Jaime Escalante – Wikipedia Jaime Alfonso Escalante Gutierrez was a Bolivian educator known for teaching students calculus at Garfield High School, East Los Angeles, California. Escalante was the subject of the 1988 film Stand and Deliver.
Escalante was born to two teachers of Aymara ancestry in La Paz, Bolivia. He was proud of his Aymara heritage and as an adult would proudly proclaim “The Aymara knew math before the Greeks and Egyptians”. He taught mathematics and physics for 12 years in his mother country before immigrating to the USA.
In 1974, he began teaching at Garfield High School. Escalante was initially so disheartened by the lack of preparation of his students that he called his former employer and asked for his old job back. Escalante eventually changed his mind about returning to work when he found 12 students willing to take an algebra class.
Determined to change the status quo, Escalante had to persuade the first few students who would listen to him that they could control their futures with the right education.
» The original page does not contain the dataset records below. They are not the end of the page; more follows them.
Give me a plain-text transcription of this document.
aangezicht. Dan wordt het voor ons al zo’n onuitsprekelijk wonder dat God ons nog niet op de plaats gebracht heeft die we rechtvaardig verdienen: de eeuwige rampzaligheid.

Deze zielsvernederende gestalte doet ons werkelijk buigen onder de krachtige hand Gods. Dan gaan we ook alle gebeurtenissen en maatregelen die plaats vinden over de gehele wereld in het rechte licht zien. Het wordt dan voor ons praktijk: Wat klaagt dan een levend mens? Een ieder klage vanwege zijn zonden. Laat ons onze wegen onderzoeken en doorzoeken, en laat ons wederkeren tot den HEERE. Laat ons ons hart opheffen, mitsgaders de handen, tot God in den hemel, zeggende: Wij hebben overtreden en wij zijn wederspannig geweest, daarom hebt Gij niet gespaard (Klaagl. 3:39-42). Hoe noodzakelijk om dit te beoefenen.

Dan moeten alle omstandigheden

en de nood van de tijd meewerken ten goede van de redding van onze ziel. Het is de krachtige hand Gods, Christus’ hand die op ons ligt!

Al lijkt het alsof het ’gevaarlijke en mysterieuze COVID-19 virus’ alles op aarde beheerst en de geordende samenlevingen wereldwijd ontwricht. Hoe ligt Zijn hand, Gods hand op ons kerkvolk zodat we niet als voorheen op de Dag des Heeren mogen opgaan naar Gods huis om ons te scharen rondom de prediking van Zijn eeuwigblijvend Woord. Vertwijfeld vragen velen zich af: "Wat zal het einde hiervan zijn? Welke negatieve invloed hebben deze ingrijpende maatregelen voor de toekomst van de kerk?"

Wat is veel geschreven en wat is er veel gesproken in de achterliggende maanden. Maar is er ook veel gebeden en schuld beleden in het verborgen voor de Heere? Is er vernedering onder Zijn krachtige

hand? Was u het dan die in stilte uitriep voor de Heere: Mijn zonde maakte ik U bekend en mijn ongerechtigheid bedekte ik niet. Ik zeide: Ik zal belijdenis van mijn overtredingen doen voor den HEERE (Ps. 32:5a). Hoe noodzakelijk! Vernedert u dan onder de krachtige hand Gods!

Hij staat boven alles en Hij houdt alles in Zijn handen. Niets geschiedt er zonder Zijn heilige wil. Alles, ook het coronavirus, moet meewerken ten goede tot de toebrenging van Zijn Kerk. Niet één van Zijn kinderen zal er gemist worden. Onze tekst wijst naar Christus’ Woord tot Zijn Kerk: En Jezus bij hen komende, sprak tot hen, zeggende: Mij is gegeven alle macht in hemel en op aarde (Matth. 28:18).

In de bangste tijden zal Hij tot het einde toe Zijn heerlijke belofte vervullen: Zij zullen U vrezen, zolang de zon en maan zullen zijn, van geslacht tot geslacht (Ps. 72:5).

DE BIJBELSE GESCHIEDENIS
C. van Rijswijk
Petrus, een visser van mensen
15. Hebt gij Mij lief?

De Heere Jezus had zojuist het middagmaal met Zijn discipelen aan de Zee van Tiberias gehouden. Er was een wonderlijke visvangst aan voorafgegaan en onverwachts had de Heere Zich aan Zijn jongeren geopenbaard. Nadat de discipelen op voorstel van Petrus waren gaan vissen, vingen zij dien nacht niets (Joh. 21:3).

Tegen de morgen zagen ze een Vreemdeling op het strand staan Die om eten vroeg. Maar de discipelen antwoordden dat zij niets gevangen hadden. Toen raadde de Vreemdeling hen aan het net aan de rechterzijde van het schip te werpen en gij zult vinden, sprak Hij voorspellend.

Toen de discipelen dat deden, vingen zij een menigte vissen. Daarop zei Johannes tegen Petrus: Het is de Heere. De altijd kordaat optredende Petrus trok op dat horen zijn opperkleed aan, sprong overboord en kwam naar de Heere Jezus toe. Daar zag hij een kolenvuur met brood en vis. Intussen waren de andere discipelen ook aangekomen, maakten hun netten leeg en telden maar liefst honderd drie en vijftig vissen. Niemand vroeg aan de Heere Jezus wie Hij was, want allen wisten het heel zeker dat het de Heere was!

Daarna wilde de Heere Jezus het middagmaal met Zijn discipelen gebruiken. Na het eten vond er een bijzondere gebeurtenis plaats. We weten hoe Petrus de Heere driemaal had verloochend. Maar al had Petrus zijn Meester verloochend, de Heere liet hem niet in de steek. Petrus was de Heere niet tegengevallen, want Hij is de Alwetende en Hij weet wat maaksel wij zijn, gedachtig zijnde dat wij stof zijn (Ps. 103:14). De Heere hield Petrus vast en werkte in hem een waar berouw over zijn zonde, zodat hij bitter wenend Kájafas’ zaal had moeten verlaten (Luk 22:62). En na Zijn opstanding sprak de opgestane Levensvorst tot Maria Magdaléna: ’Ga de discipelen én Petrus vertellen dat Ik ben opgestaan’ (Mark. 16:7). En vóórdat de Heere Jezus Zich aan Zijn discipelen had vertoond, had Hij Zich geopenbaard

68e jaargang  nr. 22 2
He promised them that the jobs would be in engineering, electronics and computers but they would have to learn math to succeed.
He said to his students “I’ll teach you math and that’s your language. With that you’re going to make it. You’re going to college and sit in the first row, not the back, because you’re going to know more than anybody”.
Escalante came into the national spotlight when 18 of his students passed the challenging Advanced Placement Calculus exam. The Educational Testing Service found these scores to be suspicious, because all of the students made exactly the same math error on problem #6, and also used the same unusual variable names. Fourteen of those who passed were asked to take the exam again. Twelve of the fourteen agreed to retake the test and all twelve did well enough to have their scores reinstated.
In 1988 a book Escalante: The Best Teacher in America by Jay Mathews and a movie Stand and Deliver were released detailing the events of 1982. During this time teachers and other interested observers asked to sit in on his classes. He shared with them: “The key to my success with youngsters is a very simple and time-honored tradition: hard work for teacher and student alike.”